User flow diagram for our off peak test.

 

Primary Improvements

Getting Customers to the Right Place

As mentioned, one of the primary problems we witnessed for our first year customers was that they would inadvertently end up starting the wrong kind of application. This was due to a variety of factors, but ultimately we designed and built a sequential and conversational “routing” experience to gather pertinent details about the potential customer and facilitate a more tailored and accurate experience moving forward

A sampling of screens from our top-of-funnel application “routing” experience.

Adding a Second User

As a product requiring two users, ultimately either a cosigner or a student would need to be added to the application. Rather than requiring a cumbersome multiple session experience, we worked to facilitate a more seamless experience which introduced new users to the application, dynamically recognized existing accounts, and pre-populated data (when appropriate).

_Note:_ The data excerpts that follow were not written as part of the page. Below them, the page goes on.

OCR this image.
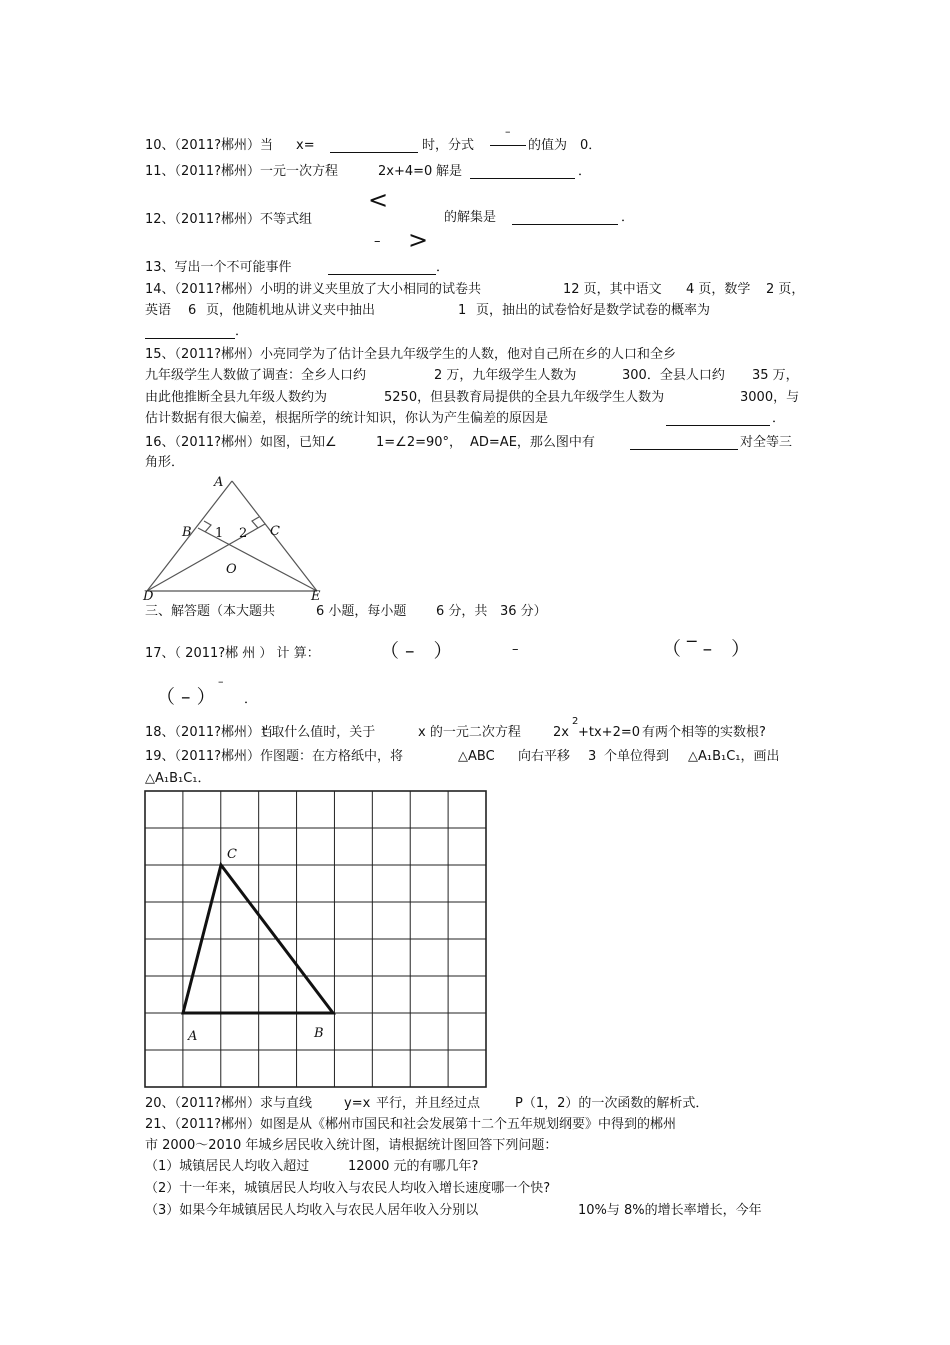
10、（2011?郴州）当 x=	时，分式
–
的值为 0．
11、（2011?郴州）一元一次方程	2x+4=0 解是	．
12、（2011?郴州）不等式组
<
– >
的解集是	．
13、写出一个不可能事件	．
14、（2011?郴州）小明的讲义夹里放了大小相同的试卷共	12 页，其中语文 4 页，数学 2 页，
英语 6 页，他随机地从讲义夹中抽出	1 页，抽出的试卷恰好是数学试卷的概率为
．
15、（2011?郴州）小亮同学为了估计全县九年级学生的人数，他对自己所在乡的人口和全乡
九年级学生人数做了调查：全乡人口约	2 万，九年级学生人数为	300．全县人口约 35 万，
由此他推断全县九年级人数约为	5250，但县教育局提供的全县九年级学生人数为	3000，与
估计数据有很大偏差，根据所学的统计知识，你认为产生偏差的原因是	．
16、（2011?郴州）如图，已知∠	1=∠2=90°， AD=AE，那么图中有	对全等三
角形．
A
B	C
D	E
O
1 2
三、解答题（本大题共	6 小题，每小题 6 分，共 36 分）
17、（ 2011?郴 州 ） 计 算：	（ –　）	–	（ ‾ –　）
（ – ）
–
．
18、（2011?郴州）当
t 取什么值时，关于	x 的一元二次方程 2x
2
+tx+2=0 有两个相等的实数根?
19、（2011?郴州）作图题：在方格纸中，将	△ABC 向右平移 3 个单位得到 △A₁B₁C₁，画出
△A₁B₁C₁．
A	B
C
20、（2011?郴州）求与直线 y=x 平行，并且经过点	P（1，2）的一次函数的解析式．
21、（2011?郴州）如图是从《郴州市国民和社会发展第十二个五年规划纲要》中得到的郴州
市 2000～2010 年城乡居民收入统计图，请根据统计图回答下列问题：
（1）城镇居民人均收入超过	12000 元的有哪几年?
（2）十一年来，城镇居民人均收入与农民人均收入增长速度哪一个快?
（3）如果今年城镇居民人均收入与农民人居年收入分别以	10%与 8%的增长率增长，今年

A sequence of screens illustrating the new mid-application account creation and addition.

 

Providing Context for a New User Mid-Application

By reducing the rigidly sequential nature of the first portion of the application, we were able to more accurately and effectively communicate progress through the application. This made the experiences less jarring for a second user who likely had very little context for the previous work that had been completed.

The application’s “hub” screen allowed for an overview of progress made and context into the work remaining.

 

Delight Along the Way

One of the things that came through clearly in our qualitative user research was the emotional nature of borrowing for school. The emotions were varied but were often very strong. We wanted to acknowledge that reality and provide encouragement and delight (when appropriate) throughout the process.

Congratulations gif upon completion of the loan application.

 

The Impact

With the updated design, interactions, and content structure we iteratively released the updated application and remeasured our key conversion metrics and found the following improvements:

 

The application conversion rate rose from 3% to 10%

 

The NPS score for this product line jumped from 27 to 71

 

Our booked loan volume grew by 2x year-over-year


Takeaways

This project has spanned multiple years, there’s still plenty of room for improvement, and I’ve already learned a lot along the way.

The most important lesson for me has been the value of not only doing user research and following a collaborative design process, but finding ways to effectively communicate and tell the story of how that research led to design decisions and ultimately impacted the broader business.

Telling the story of design’s value is something I’m actively working to do better, but there’s plenty of room for improvement.